UBC's Climate Prediction Group were among the first in the world to predict this year's El Niño event -- the first time an El Niño has been correctly forecast in Canada.
Made up of Earth and Ocean Sciences Prof. William Hsieh, research associate Benyang Tang and several graduate students, the group issued its alert in May on the department's Web site.
The group used a unique detection method called a neural network model, in which computers are trained to recognize patterns, to make its prediction.
"Our neural network model learned which wind patterns would precede a warming of the eastern equatorial Pacific sea surface temperature -- an El Niño," says Hsieh.
"When we presented new wind data to the model, it issued the forecast that an El Niño event could be expected."
Hsieh says this year's El Niño is likely to surpass the 1982/83 event, which was considered the biggest of the century and caused more than $8 billion US of damage globally.
Tropical areas can expect heavy rains or drought, Hsieh says.

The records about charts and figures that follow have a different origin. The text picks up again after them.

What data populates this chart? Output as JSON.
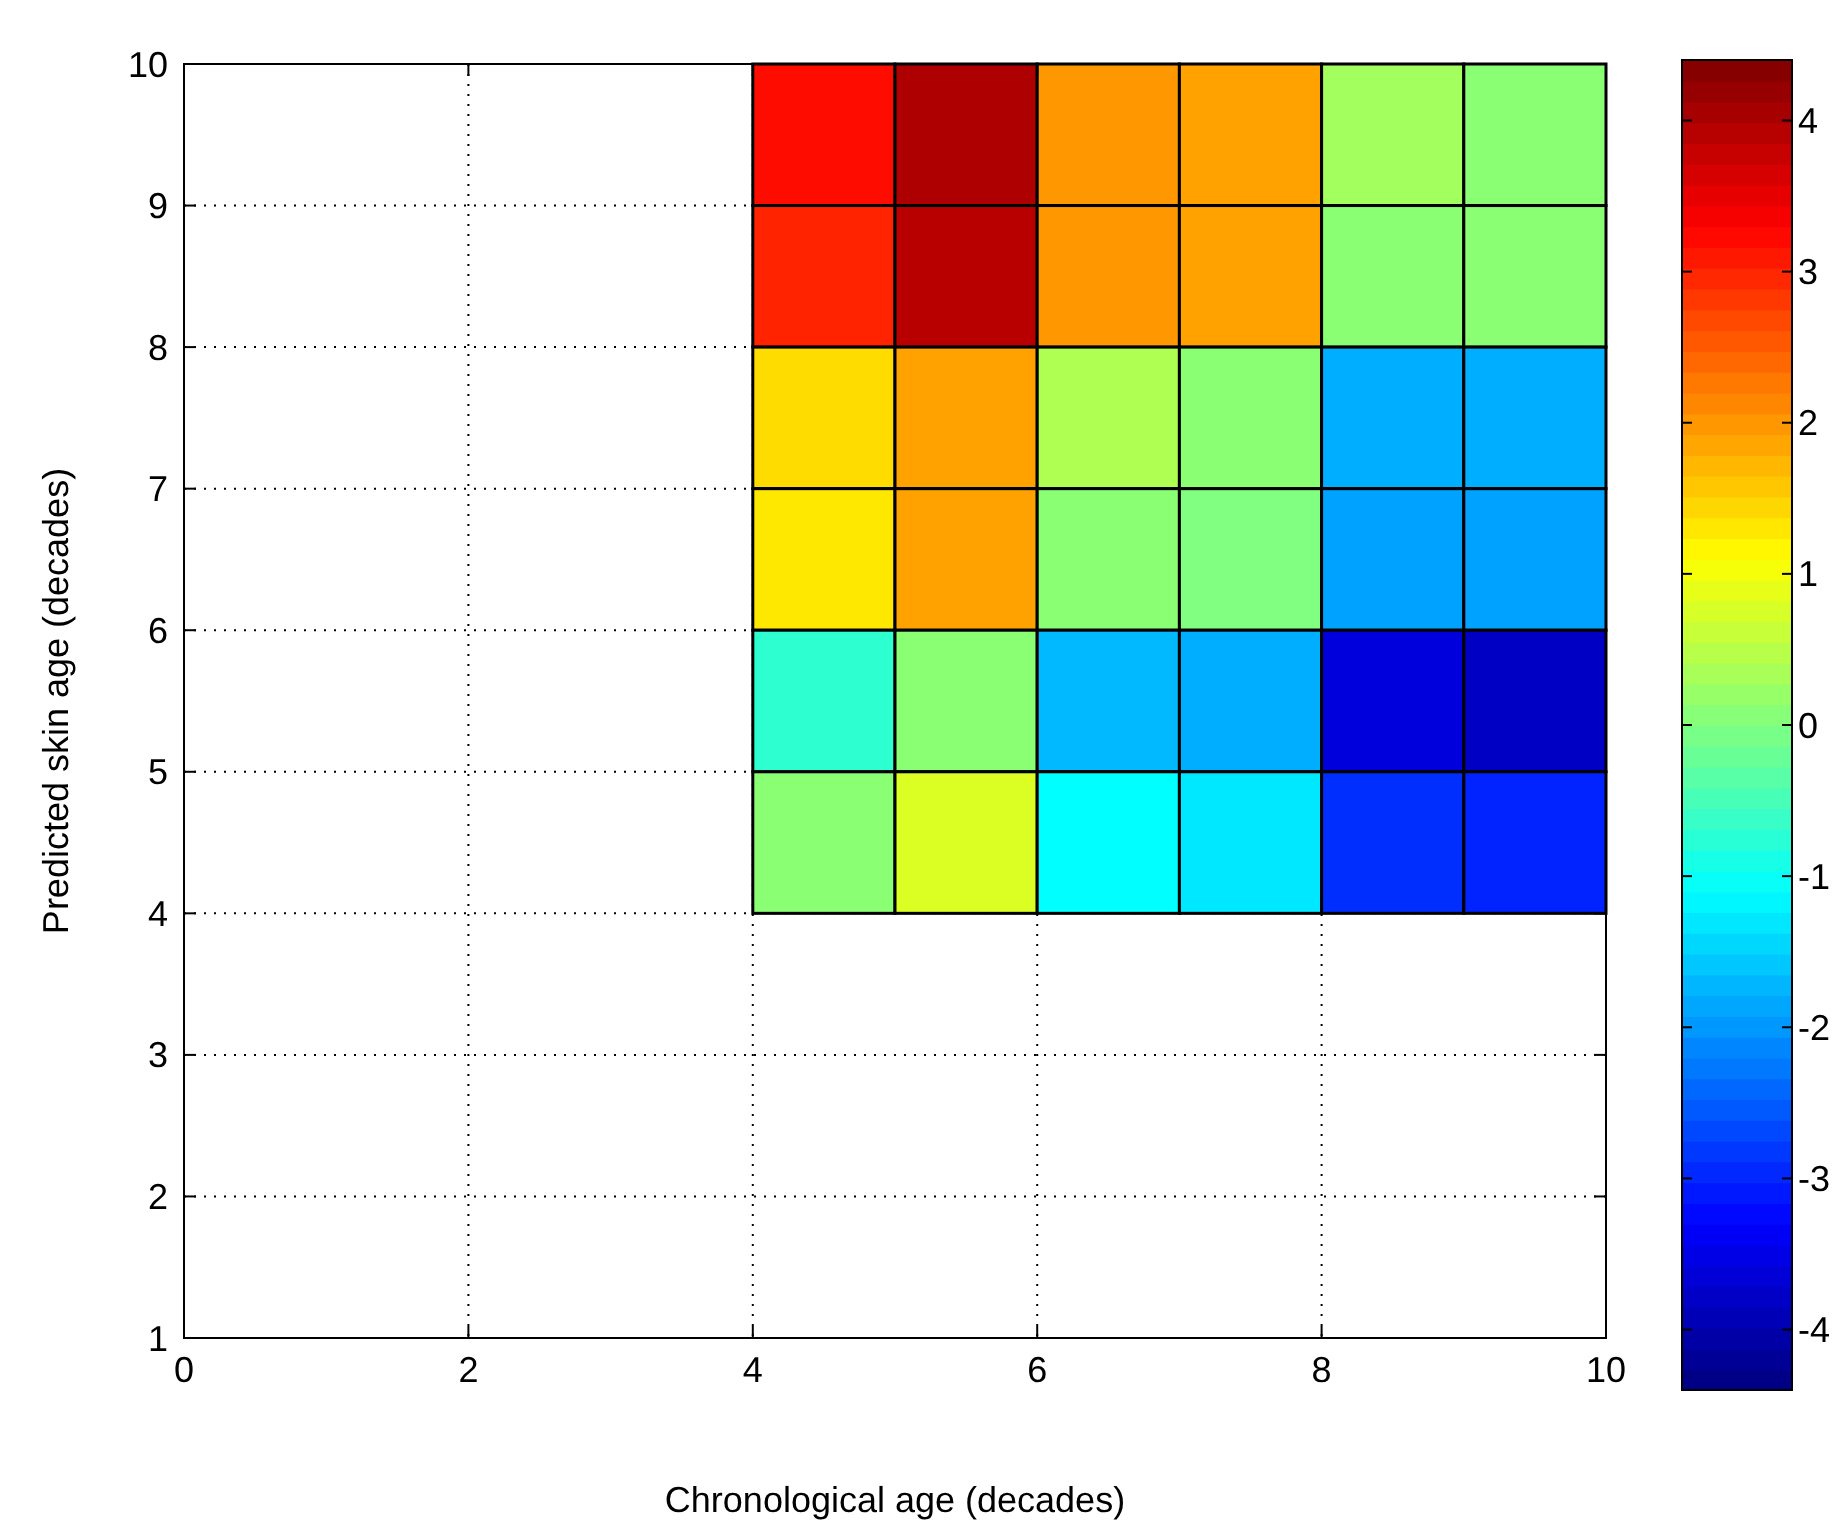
{
  "chart_data": {
    "type": "heatmap",
    "xlabel": "Chronological age (decades)",
    "ylabel": "Predicted skin age (decades)",
    "x": [
      4.5,
      5.5,
      6.5,
      7.5,
      8.5,
      9.5
    ],
    "y": [
      9.5,
      8.5,
      7.5,
      6.5,
      5.5,
      4.5
    ],
    "cells": [
      [
        3.2,
        4.0,
        2.0,
        1.9,
        0.3,
        0.1
      ],
      [
        3.0,
        3.9,
        2.0,
        1.9,
        0.1,
        0.1
      ],
      [
        1.4,
        1.9,
        0.4,
        0.1,
        -1.8,
        -1.8
      ],
      [
        1.3,
        1.9,
        0.1,
        0.0,
        -1.9,
        -1.9
      ],
      [
        -0.7,
        0.1,
        -1.7,
        -1.8,
        -3.6,
        -3.8
      ],
      [
        0.1,
        0.8,
        -1.1,
        -1.3,
        -2.9,
        -3.0
      ]
    ],
    "xlim": [
      0,
      10
    ],
    "ylim": [
      1,
      10
    ],
    "xticks": [
      0,
      2,
      4,
      6,
      8,
      10
    ],
    "yticks": [
      1,
      2,
      3,
      4,
      5,
      6,
      7,
      8,
      9,
      10
    ],
    "grid": true,
    "clim": [
      -4.4,
      4.4
    ],
    "cticks": [
      -4,
      -3,
      -2,
      -1,
      0,
      1,
      2,
      3,
      4
    ]
  }
}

El Nino's most noticeable effects on weather patterns in Western Canada at least will be more positive and will be felt in late fall and winter.
We can expect lower heating bills, Hsieh predicts, due to a warmer and somewhat drier winter, while prairie farmers may have a bumper crop of grain next summer.
The project was funded by a grant from the Natural Sciences and Engineering Research Council.